For those interested in the motivation, I wrote a script that fetches the 'New Yorker's cartoon-of-the-day and its caption. It'd be funnier if I could join them.
"-annotate" to write text on top of an existing image.
"-append" to join your images vertically
I regularly use -annotate, I've a script on a server that uses incrontab to automatically add text over the bottom left of any image that's uploaded in to a specific folder.
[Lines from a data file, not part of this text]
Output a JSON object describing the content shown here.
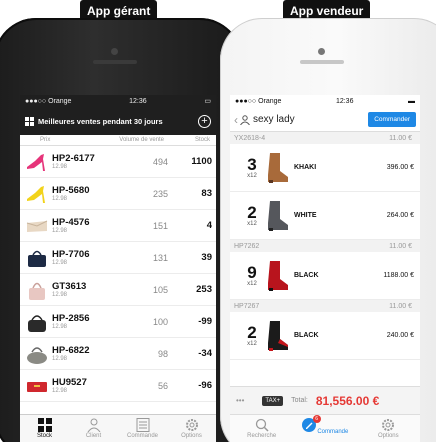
{
  "labels": {
    "left": "App gérant",
    "right": "App vendeur"
  },
  "manager": {
    "status": {
      "carrier": "Orange",
      "time": "12:36"
    },
    "title": "Meilleures ventes pendant 30 jours",
    "columns": {
      "price": "Prix",
      "volume": "Volume de vente",
      "stock": "Stock"
    },
    "rows": [
      {
        "code": "HP2-6177",
        "price": "12.98",
        "volume": "494",
        "stock": "1100",
        "item": "pink-heel-icon"
      },
      {
        "code": "HP-5680",
        "price": "12.98",
        "volume": "235",
        "stock": "83",
        "item": "yellow-heel-icon"
      },
      {
        "code": "HP-4576",
        "price": "12.98",
        "volume": "151",
        "stock": "4",
        "item": "beige-clutch-icon"
      },
      {
        "code": "HP-7706",
        "price": "12.98",
        "volume": "131",
        "stock": "39",
        "item": "navy-bag-icon"
      },
      {
        "code": "GT3613",
        "price": "12.98",
        "volume": "105",
        "stock": "253",
        "item": "pink-bag-icon"
      },
      {
        "code": "HP-2856",
        "price": "12.98",
        "volume": "100",
        "stock": "-99",
        "item": "black-bag-icon"
      },
      {
        "code": "HP-6822",
        "price": "12.98",
        "volume": "98",
        "stock": "-34",
        "item": "grey-bag-icon"
      },
      {
        "code": "HU9527",
        "price": "12.98",
        "volume": "56",
        "stock": "-96",
        "item": "red-clutch-icon"
      }
    ],
    "tabs": [
      "Stock",
      "Client",
      "Commande",
      "Options"
    ]
  },
  "seller": {
    "status": {
      "carrier": "Orange",
      "time": "12:36"
    },
    "customer": "sexy lady",
    "order_button": "Commander",
    "groups": [
      {
        "ref": "YX2618-4",
        "subtotal": "11.00 €",
        "lines": [
          {
            "qty": "3",
            "mult": "x12",
            "color": "KHAKI",
            "amount": "396.00 €",
            "item": "khaki-boot-icon"
          },
          {
            "qty": "2",
            "mult": "x12",
            "color": "WHITE",
            "amount": "264.00 €",
            "item": "grey-boot-icon"
          }
        ]
      },
      {
        "ref": "HP7262",
        "subtotal": "11.00 €",
        "lines": [
          {
            "qty": "9",
            "mult": "x12",
            "color": "BLACK",
            "amount": "1188.00 €",
            "item": "red-boot-icon"
          }
        ]
      },
      {
        "ref": "HP7267",
        "subtotal": "11.00 €",
        "lines": [
          {
            "qty": "2",
            "mult": "x12",
            "color": "BLACK",
            "amount": "240.00 €",
            "item": "black-red-boot-icon"
          }
        ]
      }
    ],
    "tax_label": "TAX+",
    "total_label": "Total:",
    "total_value": "81,556.00 €",
    "tabs": [
      "Recherche",
      "Commande",
      "Options"
    ],
    "badge": "6"
  },
  "colors": {
    "accent": "#1e88e5",
    "total": "#e53935",
    "dark": "#1f1f1f"
  }
}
Thanks! I missed -append ; I didn't see that -annotate didn't work because the text was so small and I was looking at the bottom. I need to magnify the caption's text
From memory with annotate it can take a % value so that the text scales with the image. Theres also a "gravity" option so that southwest is the bottom left hand corner for positioning.
From memory with annotate it can take a % value so that the text scales with the image.
I haven't figured out how to make that work. I read /usr/doc/ImageMagick on command-line-processing (what I should have done in the first place): it doesn't mention this in the annotate section.
Quote:
Originally Posted by TenTenths
Theres also a "gravity" option so that southwest is the bottom left hand corner for positioning.
Thanks. I hadn't noticed 'gravity'. It's a big help.
convert -gravity south -draw "scale 2,2 text 0,0 '$Caption'" input.jpeg output.jpeg
magnifies $Caption by 2, appends it to the middle of the bottom of the screen, offset by nothing.
I joined the GraphicsMagick forum; one of the maintainers informed me
Quote:
you need to do your scaling request first
(which explained why my attempts to use 'scale' after 'text' failed) and
Quote:
My experience has been that using anything other than 0,0 as the text placement coordinate does not work well in a scaled coordinate system. Using a 'translate x,y' request before the text command to change the underlying coordinate referenced by 0,0 has proven to be more reliable.
, which addressed a problem I didn't have but is useful to know if I have a problem it would address in the future.